A free to use dbt package for creating and loading Data Vault 2.0 compliant Data Warehouses (powered by dbt, an open source data engineering tool, registered trademark of dbt Labs)
https://www.automate-dv.com
Apache License 2.0
514 stars 131 forks source link

[FEATURE] Allow hashed_columns to see derived columns to allow concatenated business keys #9

Closed balmasi closed 3 years ago

balmasi commented 4 years ago

I've come across a few instances where I need to hash a derived column in my staging area. Sometimes this is because I simply want to append a manual string to my BK, other times I want to rename something in my staging for use down the line, but I don't have access to it in the hashed_columns section so I have to write SQL or use a field name I'm renaming (or be forced to create an extra model to feed the stage macro)

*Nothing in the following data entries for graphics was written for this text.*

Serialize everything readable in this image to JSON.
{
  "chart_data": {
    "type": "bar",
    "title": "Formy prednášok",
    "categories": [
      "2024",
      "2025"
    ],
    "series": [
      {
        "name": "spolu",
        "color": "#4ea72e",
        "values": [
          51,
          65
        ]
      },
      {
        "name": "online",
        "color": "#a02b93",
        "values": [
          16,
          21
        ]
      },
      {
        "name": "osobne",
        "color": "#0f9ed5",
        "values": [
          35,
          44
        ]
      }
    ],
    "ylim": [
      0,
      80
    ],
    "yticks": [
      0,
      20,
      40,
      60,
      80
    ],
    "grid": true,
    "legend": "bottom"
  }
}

for example, I have to do the following:

          hstg_sfdc__lead_core:
            vars:
              source_model:
                salesforce: Lead
              hashed_columns:
                HUB_FUNNEL_HK:
                  - "(SELECT 'sfdc.Lead' AS SCOPE_BK)" # SCOPE_BK
                  - Website # DOMAIN_BK        
              derived_columns:
                SCOPE_BK: '!sfdc.Lead'
                DOMAIN_BK: Website

What I'd like to do:

          hstg_sfdc__lead_core:
            vars:
              source_model:
                salesforce: Lead
              hashed_columns:
                HUB_FUNNEL_HK:
                  - SCOPE_BK
                  - DOMAIN_BK
              derived_columns:
                SCOPE_BK: '!sfdc.Lead'
                DOMAIN_BK: Website

Additionally, I'm finding an enterprise-wide unique natural key is hilariously difficult. For example imagine I have an HR system, Contractor system, and a partner company system and I want to represent a single concept of Employee.

image

As you can see the unique keys here are different in each case, so my Business Key has to be a concatenation of multiple keys in the source system. This is what is referred to as src_nk in your hub macro.

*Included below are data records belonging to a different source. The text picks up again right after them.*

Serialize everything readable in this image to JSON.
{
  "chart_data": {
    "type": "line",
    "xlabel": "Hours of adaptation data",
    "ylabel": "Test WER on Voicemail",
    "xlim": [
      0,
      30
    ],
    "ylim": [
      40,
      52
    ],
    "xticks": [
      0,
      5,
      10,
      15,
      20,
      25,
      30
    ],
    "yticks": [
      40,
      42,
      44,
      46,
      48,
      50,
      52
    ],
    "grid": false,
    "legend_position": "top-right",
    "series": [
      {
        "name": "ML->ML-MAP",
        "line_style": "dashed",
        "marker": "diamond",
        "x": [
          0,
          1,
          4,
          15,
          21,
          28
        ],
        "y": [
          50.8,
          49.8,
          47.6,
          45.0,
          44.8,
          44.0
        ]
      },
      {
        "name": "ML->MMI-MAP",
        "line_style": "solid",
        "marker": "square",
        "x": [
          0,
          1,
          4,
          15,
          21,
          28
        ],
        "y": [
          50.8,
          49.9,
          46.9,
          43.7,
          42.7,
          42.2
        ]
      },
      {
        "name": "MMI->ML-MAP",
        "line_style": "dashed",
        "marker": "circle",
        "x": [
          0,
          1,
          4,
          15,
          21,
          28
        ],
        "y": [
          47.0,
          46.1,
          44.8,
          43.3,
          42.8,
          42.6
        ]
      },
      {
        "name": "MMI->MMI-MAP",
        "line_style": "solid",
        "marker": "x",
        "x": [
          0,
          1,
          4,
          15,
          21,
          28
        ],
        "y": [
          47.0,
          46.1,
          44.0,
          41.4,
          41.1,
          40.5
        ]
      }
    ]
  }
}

In the above example, if I had a 2-part key, passing both keys as src_nk to the hub macro would result in 2 columns SCOPE_BK and DOMAIN_BK, however, I'm only after a single concatenated column.

It would be amazing if dbtvault could support this concatenation as a first-class concept (using the same transformation built into the hash function)

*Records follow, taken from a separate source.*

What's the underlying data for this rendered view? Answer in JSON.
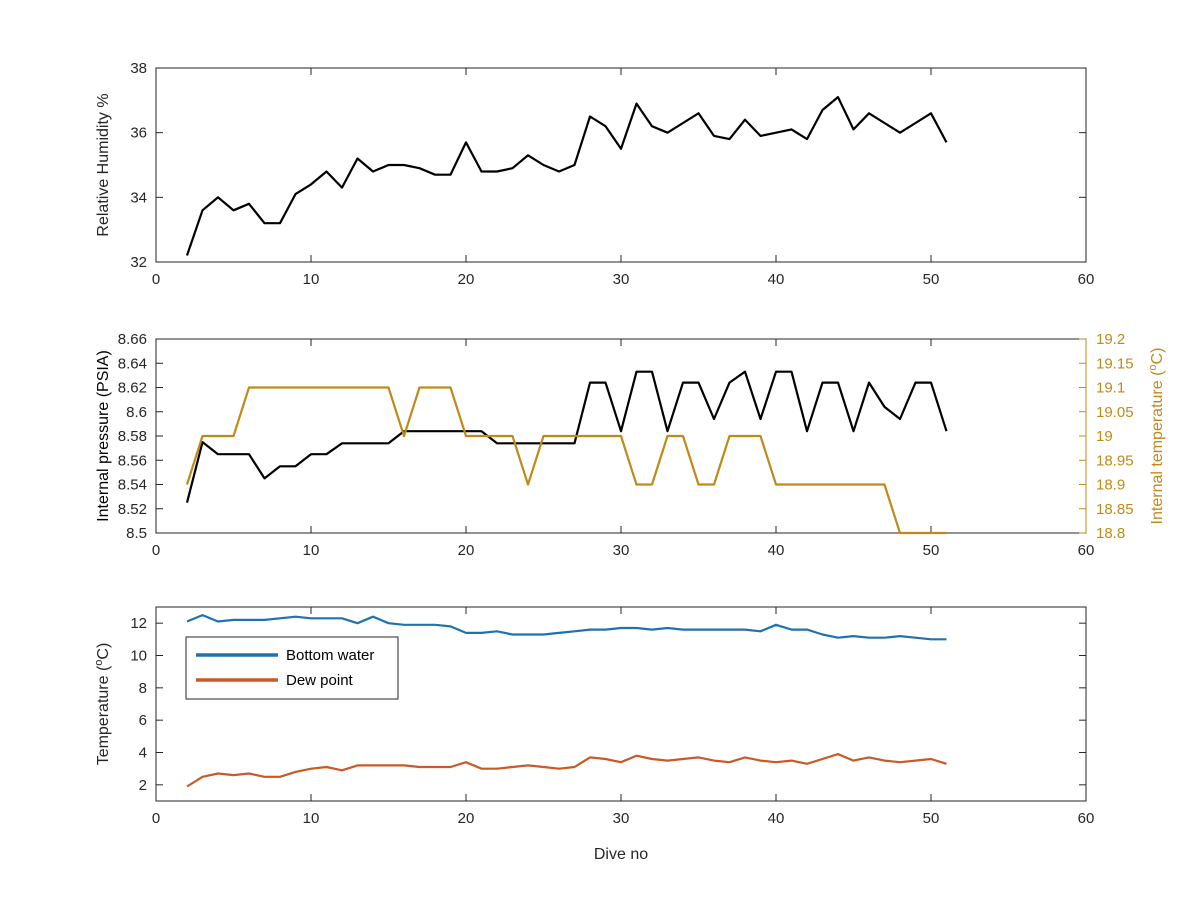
{
  "figure": {
    "background": "#ffffff",
    "axis_color": "#262626"
  },
  "chart_data": [
    {
      "type": "line",
      "xlabel": "",
      "ylabel": "Relative Humidity %",
      "xlim": [
        0,
        60
      ],
      "ylim": [
        32,
        38
      ],
      "xticks": [
        0,
        10,
        20,
        30,
        40,
        50,
        60
      ],
      "yticks": [
        32,
        34,
        36,
        38
      ],
      "grid": false,
      "series": [
        {
          "color": "#000000",
          "x": [
            2,
            3,
            4,
            5,
            6,
            7,
            8,
            9,
            10,
            11,
            12,
            13,
            14,
            15,
            16,
            17,
            18,
            19,
            20,
            21,
            22,
            23,
            24,
            25,
            26,
            27,
            28,
            29,
            30,
            31,
            32,
            33,
            34,
            35,
            36,
            37,
            38,
            39,
            40,
            41,
            42,
            43,
            44,
            45,
            46,
            47,
            48,
            49,
            50,
            51
          ],
          "y": [
            32.2,
            33.6,
            34.0,
            33.6,
            33.8,
            33.2,
            33.2,
            34.1,
            34.4,
            34.8,
            34.3,
            35.2,
            34.8,
            35.0,
            35.0,
            34.9,
            34.7,
            34.7,
            35.7,
            34.8,
            34.8,
            34.9,
            35.3,
            35.0,
            34.8,
            35.0,
            36.5,
            36.2,
            35.5,
            36.9,
            36.2,
            36.0,
            36.3,
            36.6,
            35.9,
            35.8,
            36.4,
            35.9,
            36.0,
            36.1,
            35.8,
            36.7,
            37.1,
            36.1,
            36.6,
            36.3,
            36.0,
            36.3,
            36.6,
            35.7
          ]
        }
      ]
    },
    {
      "type": "line",
      "xlabel": "",
      "ylabel": "Internal pressure (PSIA)",
      "y2label": "Internal temperature (",
      "y2label_sup": "o",
      "y2label_tail": "C)",
      "xlim": [
        0,
        60
      ],
      "ylim": [
        8.5,
        8.66
      ],
      "y2lim": [
        18.8,
        19.2
      ],
      "xticks": [
        0,
        10,
        20,
        30,
        40,
        50,
        60
      ],
      "yticks": [
        "8.5",
        "8.52",
        "8.54",
        "8.56",
        "8.58",
        "8.6",
        "8.62",
        "8.64",
        "8.66"
      ],
      "y2ticks": [
        "18.8",
        "18.85",
        "18.9",
        "18.95",
        "19",
        "19.05",
        "19.1",
        "19.15",
        "19.2"
      ],
      "grid": false,
      "series": [
        {
          "axis": "left",
          "color": "#000000",
          "x": [
            2,
            3,
            4,
            5,
            6,
            7,
            8,
            9,
            10,
            11,
            12,
            13,
            14,
            15,
            16,
            17,
            18,
            19,
            20,
            21,
            22,
            23,
            24,
            25,
            26,
            27,
            28,
            29,
            30,
            31,
            32,
            33,
            34,
            35,
            36,
            37,
            38,
            39,
            40,
            41,
            42,
            43,
            44,
            45,
            46,
            47,
            48,
            49,
            50,
            51
          ],
          "y": [
            8.525,
            8.575,
            8.565,
            8.565,
            8.565,
            8.545,
            8.555,
            8.555,
            8.565,
            8.565,
            8.574,
            8.574,
            8.574,
            8.574,
            8.584,
            8.584,
            8.584,
            8.584,
            8.584,
            8.584,
            8.574,
            8.574,
            8.574,
            8.574,
            8.574,
            8.574,
            8.624,
            8.624,
            8.584,
            8.633,
            8.633,
            8.584,
            8.624,
            8.624,
            8.594,
            8.624,
            8.633,
            8.594,
            8.633,
            8.633,
            8.584,
            8.624,
            8.624,
            8.584,
            8.624,
            8.604,
            8.594,
            8.624,
            8.624,
            8.584
          ]
        },
        {
          "axis": "right",
          "color": "#bf8a1a",
          "x": [
            2,
            3,
            4,
            5,
            6,
            7,
            8,
            9,
            10,
            11,
            12,
            13,
            14,
            15,
            16,
            17,
            18,
            19,
            20,
            21,
            22,
            23,
            24,
            25,
            26,
            27,
            28,
            29,
            30,
            31,
            32,
            33,
            34,
            35,
            36,
            37,
            38,
            39,
            40,
            41,
            42,
            43,
            44,
            45,
            46,
            47,
            48,
            49,
            50,
            51
          ],
          "y": [
            18.9,
            19.0,
            19.0,
            19.0,
            19.1,
            19.1,
            19.1,
            19.1,
            19.1,
            19.1,
            19.1,
            19.1,
            19.1,
            19.1,
            19.0,
            19.1,
            19.1,
            19.1,
            19.0,
            19.0,
            19.0,
            19.0,
            18.9,
            19.0,
            19.0,
            19.0,
            19.0,
            19.0,
            19.0,
            18.9,
            18.9,
            19.0,
            19.0,
            18.9,
            18.9,
            19.0,
            19.0,
            19.0,
            18.9,
            18.9,
            18.9,
            18.9,
            18.9,
            18.9,
            18.9,
            18.9,
            18.8,
            18.8,
            18.8,
            18.8
          ]
        }
      ]
    },
    {
      "type": "line",
      "xlabel": "Dive no",
      "ylabel": "Temperature (",
      "ylabel_sup": "o",
      "ylabel_tail": "C)",
      "xlim": [
        0,
        60
      ],
      "ylim": [
        1,
        13
      ],
      "xticks": [
        0,
        10,
        20,
        30,
        40,
        50,
        60
      ],
      "yticks": [
        2,
        4,
        6,
        8,
        10,
        12
      ],
      "grid": false,
      "legend": "top-left",
      "series": [
        {
          "name": "Bottom water",
          "color": "#1f72b0",
          "x": [
            2,
            3,
            4,
            5,
            6,
            7,
            8,
            9,
            10,
            11,
            12,
            13,
            14,
            15,
            16,
            17,
            18,
            19,
            20,
            21,
            22,
            23,
            24,
            25,
            26,
            27,
            28,
            29,
            30,
            31,
            32,
            33,
            34,
            35,
            36,
            37,
            38,
            39,
            40,
            41,
            42,
            43,
            44,
            45,
            46,
            47,
            48,
            49,
            50,
            51
          ],
          "y": [
            12.1,
            12.5,
            12.1,
            12.2,
            12.2,
            12.2,
            12.3,
            12.4,
            12.3,
            12.3,
            12.3,
            12.0,
            12.4,
            12.0,
            11.9,
            11.9,
            11.9,
            11.8,
            11.4,
            11.4,
            11.5,
            11.3,
            11.3,
            11.3,
            11.4,
            11.5,
            11.6,
            11.6,
            11.7,
            11.7,
            11.6,
            11.7,
            11.6,
            11.6,
            11.6,
            11.6,
            11.6,
            11.5,
            11.9,
            11.6,
            11.6,
            11.3,
            11.1,
            11.2,
            11.1,
            11.1,
            11.2,
            11.1,
            11.0,
            11.0
          ]
        },
        {
          "name": "Dew point",
          "color": "#c95a27",
          "x": [
            2,
            3,
            4,
            5,
            6,
            7,
            8,
            9,
            10,
            11,
            12,
            13,
            14,
            15,
            16,
            17,
            18,
            19,
            20,
            21,
            22,
            23,
            24,
            25,
            26,
            27,
            28,
            29,
            30,
            31,
            32,
            33,
            34,
            35,
            36,
            37,
            38,
            39,
            40,
            41,
            42,
            43,
            44,
            45,
            46,
            47,
            48,
            49,
            50,
            51
          ],
          "y": [
            1.9,
            2.5,
            2.7,
            2.6,
            2.7,
            2.5,
            2.5,
            2.8,
            3.0,
            3.1,
            2.9,
            3.2,
            3.2,
            3.2,
            3.2,
            3.1,
            3.1,
            3.1,
            3.4,
            3.0,
            3.0,
            3.1,
            3.2,
            3.1,
            3.0,
            3.1,
            3.7,
            3.6,
            3.4,
            3.8,
            3.6,
            3.5,
            3.6,
            3.7,
            3.5,
            3.4,
            3.7,
            3.5,
            3.4,
            3.5,
            3.3,
            3.6,
            3.9,
            3.5,
            3.7,
            3.5,
            3.4,
            3.5,
            3.6,
            3.3
          ]
        }
      ]
    }
  ]
}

In this case, I might simply have, in each of the staging configs that feed into the hub, something like:

          hstg_sfdc__lead_core:
            vars:
              source_model:
                salesforce: Lead
              hashed_columns:
                HUB_FUNNEL_HK: FUNNEL_BK
              derived_columns:
                HUB_FUNNEL_BK: 
                  - '!sfdc.Lead'
                  -  Website

This would generate a table that looks like this:

HUB_FUNNEL_HK HUB_FUNNEL_BK
98a7sd8a9s7da9fgag7a98a7sda sfdc.Lead||abc.com
98a7sd8a9gsdf3ggag7a98a7sda sfdc.Lead||def.com
98a7sd8a9s7da9fgag7a98a123a sfdc.Lead||efg.com

Currently, I don't even have access to the hash concat macro by itself cause it's a part of the hash macro.

Anyway, I know this is kinda multiple issues, but I wanted to put it out there to see if others felt similar pains.

Of course, as with everything else dbt, you can work around this by adding a separate model before your dbtvault one, but I felt I was doing this all the time and something that can be easily factored out.

DVAlexHiggs commented 4 years ago

Great ideas. Both of these features are quite and straight forward to implement. Derived columns bring accessible by hashed columns is something we already have in the backlog, and the derived column concatenation syntax is certainly very useful!

DVAlexHiggs commented 3 years ago

Added in v0.7.1 Close if working as expected

DVAlexHiggs commented 3 years ago

Closing as we have implemented the primary suggested feature. The concatenation of columns in the derived_columns configuration has been separated into a new issue (#20) and will be added to the next release (surprise: it's already been developed!)